Department of Computer science, Faculty of Mathematical Sciences, Vali-e-Asr University ofRafsanjan, Rafsanjan, Iran
تاریخ دریافت: 13 بهمن 1396،
تاریخ بازنگری: 22 اردیبهشت 1397،
تاریخ پذیرش: 22 آبان 1397
چکیده
Background and Objectives: Numerical iterative methods are widely used to compute reachability probabilities and expected rewards in probabilistic model checking of Markov decision processes. Several approaches have been proposed to improve the performance of these iterative methods. Reducing the total number of iterations is an important goal that is followed by several techniques in this paper. Methods: In this paper, we consider MDPs with different levels of non-determinism. We show that modified policy iteration performs better than the other standard iterative methods when the degree of non-determinism increases. We propose some novel methods to improve the performance of the modified policy iteration method. Our approach is to define several criteria to avoid useless iterations and updates of the modified policy iteration method. The first criterion considers the graphical structure of the model to define the number of iterations after each policy modification. The second criterion is a dynamic one to determine when a policy should be updated. The third proposed approach in this work is to use several priority heaps to select states for value updates.

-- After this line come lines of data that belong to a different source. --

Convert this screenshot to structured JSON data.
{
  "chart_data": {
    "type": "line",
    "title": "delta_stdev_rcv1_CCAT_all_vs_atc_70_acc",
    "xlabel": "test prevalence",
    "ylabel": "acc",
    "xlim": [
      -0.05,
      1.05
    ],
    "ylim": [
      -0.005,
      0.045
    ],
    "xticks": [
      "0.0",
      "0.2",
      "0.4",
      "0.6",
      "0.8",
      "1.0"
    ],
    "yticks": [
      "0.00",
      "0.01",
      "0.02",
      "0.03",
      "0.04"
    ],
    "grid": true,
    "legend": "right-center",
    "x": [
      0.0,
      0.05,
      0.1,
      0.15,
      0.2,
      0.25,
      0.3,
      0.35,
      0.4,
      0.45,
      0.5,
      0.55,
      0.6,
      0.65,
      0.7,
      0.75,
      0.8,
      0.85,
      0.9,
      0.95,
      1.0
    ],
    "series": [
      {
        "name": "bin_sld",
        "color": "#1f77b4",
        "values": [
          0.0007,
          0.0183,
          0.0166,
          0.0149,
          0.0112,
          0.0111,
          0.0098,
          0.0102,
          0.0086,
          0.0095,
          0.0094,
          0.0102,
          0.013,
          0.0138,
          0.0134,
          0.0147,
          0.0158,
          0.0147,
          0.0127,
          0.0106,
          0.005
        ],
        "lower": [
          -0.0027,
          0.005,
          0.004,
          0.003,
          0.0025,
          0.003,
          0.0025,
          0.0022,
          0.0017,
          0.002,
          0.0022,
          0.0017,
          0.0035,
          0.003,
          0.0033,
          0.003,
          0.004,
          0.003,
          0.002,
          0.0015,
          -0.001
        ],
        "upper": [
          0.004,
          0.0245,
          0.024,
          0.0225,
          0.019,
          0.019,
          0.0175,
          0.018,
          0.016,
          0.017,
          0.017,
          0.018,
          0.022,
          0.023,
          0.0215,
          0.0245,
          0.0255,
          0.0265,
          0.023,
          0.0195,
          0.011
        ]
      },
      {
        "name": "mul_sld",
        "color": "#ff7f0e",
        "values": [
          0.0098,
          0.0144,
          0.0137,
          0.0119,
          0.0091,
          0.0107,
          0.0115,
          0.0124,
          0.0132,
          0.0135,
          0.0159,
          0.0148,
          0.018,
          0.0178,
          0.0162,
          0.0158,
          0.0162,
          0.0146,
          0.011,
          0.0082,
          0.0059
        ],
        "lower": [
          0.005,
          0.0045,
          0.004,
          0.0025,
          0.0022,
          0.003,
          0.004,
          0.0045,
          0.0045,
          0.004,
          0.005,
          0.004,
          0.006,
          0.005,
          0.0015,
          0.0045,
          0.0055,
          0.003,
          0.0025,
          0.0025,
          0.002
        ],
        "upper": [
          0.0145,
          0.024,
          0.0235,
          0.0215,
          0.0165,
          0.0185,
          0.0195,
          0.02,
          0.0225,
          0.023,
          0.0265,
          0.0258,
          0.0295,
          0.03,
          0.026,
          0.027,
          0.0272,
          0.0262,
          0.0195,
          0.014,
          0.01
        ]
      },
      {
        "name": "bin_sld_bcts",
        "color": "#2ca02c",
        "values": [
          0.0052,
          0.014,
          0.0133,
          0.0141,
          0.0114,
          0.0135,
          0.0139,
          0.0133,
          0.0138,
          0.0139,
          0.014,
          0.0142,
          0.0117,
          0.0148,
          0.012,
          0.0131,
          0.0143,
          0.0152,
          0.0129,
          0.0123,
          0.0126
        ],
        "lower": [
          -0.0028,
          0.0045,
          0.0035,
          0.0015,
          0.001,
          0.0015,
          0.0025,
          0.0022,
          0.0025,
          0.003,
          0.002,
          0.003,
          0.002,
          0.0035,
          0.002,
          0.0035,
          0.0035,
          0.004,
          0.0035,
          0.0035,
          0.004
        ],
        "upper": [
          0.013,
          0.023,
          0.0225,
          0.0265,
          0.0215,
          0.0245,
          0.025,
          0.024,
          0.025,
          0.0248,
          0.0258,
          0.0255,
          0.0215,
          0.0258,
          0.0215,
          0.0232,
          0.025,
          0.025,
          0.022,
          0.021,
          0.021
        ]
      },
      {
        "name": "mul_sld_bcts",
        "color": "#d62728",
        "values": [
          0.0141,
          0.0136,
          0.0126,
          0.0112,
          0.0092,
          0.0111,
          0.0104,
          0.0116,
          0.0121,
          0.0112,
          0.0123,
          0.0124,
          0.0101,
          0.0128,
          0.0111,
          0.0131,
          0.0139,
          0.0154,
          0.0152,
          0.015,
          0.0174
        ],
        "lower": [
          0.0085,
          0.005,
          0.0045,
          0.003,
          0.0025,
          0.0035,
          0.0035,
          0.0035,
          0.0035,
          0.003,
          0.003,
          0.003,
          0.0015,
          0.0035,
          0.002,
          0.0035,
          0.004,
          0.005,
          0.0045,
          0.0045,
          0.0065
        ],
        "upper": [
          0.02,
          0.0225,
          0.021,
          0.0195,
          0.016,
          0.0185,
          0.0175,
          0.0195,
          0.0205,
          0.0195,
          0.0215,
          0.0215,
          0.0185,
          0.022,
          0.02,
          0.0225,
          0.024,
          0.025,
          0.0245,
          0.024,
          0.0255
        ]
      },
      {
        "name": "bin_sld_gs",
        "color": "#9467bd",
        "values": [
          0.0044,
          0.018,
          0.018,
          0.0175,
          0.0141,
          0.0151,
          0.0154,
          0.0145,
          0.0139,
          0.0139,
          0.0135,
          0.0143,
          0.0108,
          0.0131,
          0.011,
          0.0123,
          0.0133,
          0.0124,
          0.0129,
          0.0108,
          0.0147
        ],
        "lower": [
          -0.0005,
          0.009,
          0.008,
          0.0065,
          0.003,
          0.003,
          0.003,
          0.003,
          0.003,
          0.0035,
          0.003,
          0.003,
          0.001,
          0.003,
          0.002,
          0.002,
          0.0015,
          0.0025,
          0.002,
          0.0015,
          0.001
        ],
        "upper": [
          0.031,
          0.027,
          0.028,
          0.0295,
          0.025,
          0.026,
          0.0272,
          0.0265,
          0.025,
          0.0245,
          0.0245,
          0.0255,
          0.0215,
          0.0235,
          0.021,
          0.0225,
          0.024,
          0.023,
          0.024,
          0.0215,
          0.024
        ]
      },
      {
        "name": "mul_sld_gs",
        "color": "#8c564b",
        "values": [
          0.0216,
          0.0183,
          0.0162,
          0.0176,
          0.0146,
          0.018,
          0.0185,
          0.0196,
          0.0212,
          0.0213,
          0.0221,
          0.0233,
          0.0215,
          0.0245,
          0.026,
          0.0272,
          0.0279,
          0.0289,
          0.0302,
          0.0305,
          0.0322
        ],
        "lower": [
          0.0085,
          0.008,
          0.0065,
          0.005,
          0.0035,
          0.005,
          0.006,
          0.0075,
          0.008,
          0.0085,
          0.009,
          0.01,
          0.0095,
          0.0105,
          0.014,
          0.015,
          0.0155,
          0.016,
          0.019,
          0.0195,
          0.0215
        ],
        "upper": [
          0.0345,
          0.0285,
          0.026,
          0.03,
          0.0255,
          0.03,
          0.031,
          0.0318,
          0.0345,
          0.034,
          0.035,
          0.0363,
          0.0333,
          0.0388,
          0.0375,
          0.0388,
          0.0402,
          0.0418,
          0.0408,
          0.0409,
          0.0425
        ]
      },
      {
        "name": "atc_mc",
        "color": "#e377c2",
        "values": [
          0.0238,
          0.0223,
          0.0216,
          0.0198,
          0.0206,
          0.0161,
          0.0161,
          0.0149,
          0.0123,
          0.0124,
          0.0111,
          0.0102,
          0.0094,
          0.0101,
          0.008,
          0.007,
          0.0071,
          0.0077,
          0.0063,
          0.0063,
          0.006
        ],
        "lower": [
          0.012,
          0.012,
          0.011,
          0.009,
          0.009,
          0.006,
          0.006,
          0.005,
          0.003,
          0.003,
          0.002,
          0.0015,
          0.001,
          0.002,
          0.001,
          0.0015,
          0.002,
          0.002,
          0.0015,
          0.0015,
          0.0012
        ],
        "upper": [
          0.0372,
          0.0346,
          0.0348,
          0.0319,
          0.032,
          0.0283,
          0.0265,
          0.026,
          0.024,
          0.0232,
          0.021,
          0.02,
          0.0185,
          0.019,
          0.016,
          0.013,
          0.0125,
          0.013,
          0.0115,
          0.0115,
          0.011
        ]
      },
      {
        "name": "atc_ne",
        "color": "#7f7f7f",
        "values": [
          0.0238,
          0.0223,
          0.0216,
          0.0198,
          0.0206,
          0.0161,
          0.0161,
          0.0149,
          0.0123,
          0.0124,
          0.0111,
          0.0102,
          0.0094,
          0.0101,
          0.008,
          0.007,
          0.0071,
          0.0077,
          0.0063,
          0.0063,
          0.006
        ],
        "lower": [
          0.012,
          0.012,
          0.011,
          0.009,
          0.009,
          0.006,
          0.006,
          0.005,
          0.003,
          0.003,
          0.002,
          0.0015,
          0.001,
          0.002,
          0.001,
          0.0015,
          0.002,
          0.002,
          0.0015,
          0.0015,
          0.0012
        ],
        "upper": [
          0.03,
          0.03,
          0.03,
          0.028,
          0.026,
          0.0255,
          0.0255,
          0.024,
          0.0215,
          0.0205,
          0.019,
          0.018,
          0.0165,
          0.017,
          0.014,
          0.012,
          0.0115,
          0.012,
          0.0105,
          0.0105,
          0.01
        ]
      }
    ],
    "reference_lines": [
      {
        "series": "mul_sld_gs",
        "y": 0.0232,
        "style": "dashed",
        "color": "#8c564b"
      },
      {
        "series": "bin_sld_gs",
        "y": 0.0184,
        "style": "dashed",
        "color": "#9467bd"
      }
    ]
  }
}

Results: Our proposed methods are implemented in the PRISM model checker and applied on several standard case studies. The results of experiments show that the running times of our approaches are less than the running time of the standard and previous methods for most case studies. The main reason for these results is that the total numbers of iterations and updates are reduced by our approaches, which results in an improvement in the performance of the method. While the running times are reduced by our approaches, the precision of computations are kept in most cases. Conclusion: The proposed techniques are able to reduce the number of iterations and accelerate the convergence to the optimal policies. The also prioritize the commutations to reduce the total number of updates.